The only thing that has changed is the first column.
And the reason we get a number close to .065
is that all told the letter frequencies of this
message do not differ all that much from
those of larger represeantative samples of English.
And the encrypted versiopn preserves that property
as long as we're using a monoalphabetic
substitution cipher.
But let's take the same messgae
and encrypt it using a vigenere cipher
(the key milk):
'kwf oiyxab cbmnsrg rae wmvj pqrsfa da osexwkk lpfmc m oooqxkx
ayuvec qe ua syxzbfiyd bz mdzsp rshqyq i wuaekwmy uuabqadsav
yr godg ruos bzpmuatyz hrqv iac uzwh kwfb vfwqztm zpcgtec ico
wyvk lmocckfm da l rmh pqrsfa'
'kwf oiyxab cbmnsrg rae wmvj pqrsfa da osexwkk lpfmc m oooqxkx ayuvec qe ua syxzbfiyd bz mdzsp rshqyq i wuaekwmy uuabqadsav yr godg ruos bzpmuatyz hrqv iac uzwh kwfb vfwqztm zpcgtec ico wyvk lmocckfm da l rmh pqrsfa'
Now we run the Friedman test on this:
Letter Count: 177
Letter Prob ProbSq Incidence
----------------------------
a 0.079 0.006 0.006
m 0.062 0.004 0.010
c 0.051 0.003 0.013
o 0.051 0.003 0.015
q 0.051 0.003 0.018
s 0.051 0.003 0.020
r 0.051 0.003 0.023
w 0.051 0.003 0.026
y 0.051 0.003 0.028
f 0.045 0.002 0.030
k 0.045 0.002 0.032
u 0.045 0.002 0.034
z 0.045 0.002 0.036
b 0.040 0.002 0.038
e 0.034 0.001 0.039
d 0.034 0.001 0.040
p 0.034 0.001 0.041
v 0.034 0.001 0.043
i 0.028 0.001 0.043
x 0.028 0.001 0.044
g 0.023 0.001 0.045
h 0.023 0.001 0.045
l 0.017 0.000 0.045
t 0.017 0.000 0.046
j 0.006 0.000 0.046
n 0.006 0.000 0.046
Total Index of Coincidence 0.046
In general the index of coincidence will be lowered significantly
when a polyalphabetic cipehr like Vigenere is being used.

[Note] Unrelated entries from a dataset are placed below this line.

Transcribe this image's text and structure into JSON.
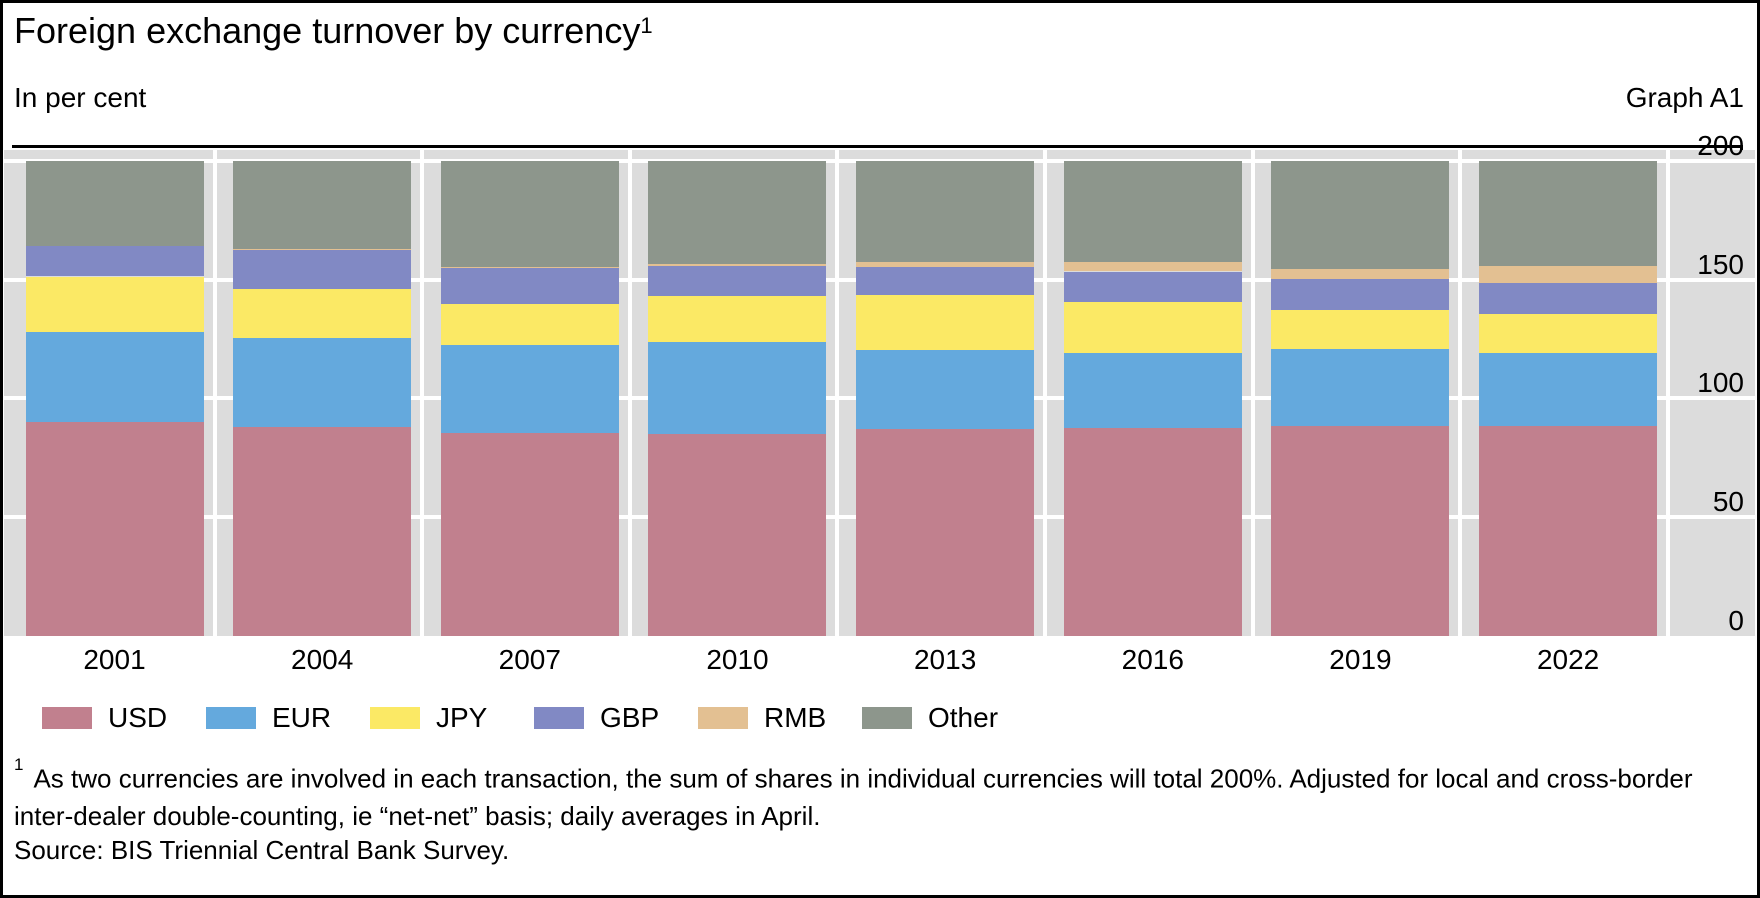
{
  "header": {
    "title": "Foreign exchange turnover by currency",
    "title_superscript": "1",
    "unit_label": "In per cent",
    "graph_label": "Graph A1"
  },
  "chart_data": {
    "type": "bar",
    "stacked": true,
    "title": "Foreign exchange turnover by currency",
    "ylabel": "In per cent",
    "categories": [
      "2001",
      "2004",
      "2007",
      "2010",
      "2013",
      "2016",
      "2019",
      "2022"
    ],
    "series": [
      {
        "name": "USD",
        "color": "#c1808e",
        "values": [
          89.9,
          88.0,
          85.6,
          84.9,
          87.0,
          87.6,
          88.3,
          88.5
        ]
      },
      {
        "name": "EUR",
        "color": "#64a9dd",
        "values": [
          37.9,
          37.4,
          37.0,
          39.0,
          33.4,
          31.4,
          32.3,
          30.5
        ]
      },
      {
        "name": "JPY",
        "color": "#fbe965",
        "values": [
          23.5,
          20.8,
          17.2,
          19.0,
          23.0,
          21.6,
          16.8,
          16.7
        ]
      },
      {
        "name": "GBP",
        "color": "#8189c4",
        "values": [
          13.0,
          16.5,
          14.9,
          12.9,
          11.8,
          12.8,
          12.8,
          12.9
        ]
      },
      {
        "name": "RMB",
        "color": "#e3c092",
        "values": [
          0.0,
          0.1,
          0.5,
          0.9,
          2.2,
          4.0,
          4.3,
          7.0
        ]
      },
      {
        "name": "Other",
        "color": "#8d968c",
        "values": [
          35.7,
          37.2,
          44.8,
          43.3,
          42.6,
          42.6,
          45.5,
          44.4
        ]
      }
    ],
    "ylim": [
      0,
      200
    ],
    "yticks": [
      0,
      50,
      100,
      150,
      200
    ],
    "grid": true,
    "grid_color": "#ffffff",
    "plot_bg": "#dcdcdc",
    "legend_position": "bottom"
  },
  "footnote": {
    "marker": "1",
    "text": "As two currencies are involved in each transaction, the sum of shares in individual currencies will total 200%. Adjusted for local and cross-border inter-dealer double-counting, ie “net-net” basis; daily averages in April."
  },
  "source": {
    "text": "Source: BIS Triennial Central Bank Survey."
  }
}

How much? What's the limit.
Well suppose we have a completely random sample of
letters. What would it's index of coincidence be?
There are 26 possible letters for which this is the probability
ocf a coincidence so we multiply this by 26:
P(incidence) = 26*(1/26 * 1/26) = 0.038
So this is a lower bound. In general if the index
of incidence is close to 0.038, we've got a polyalphabetic cipher.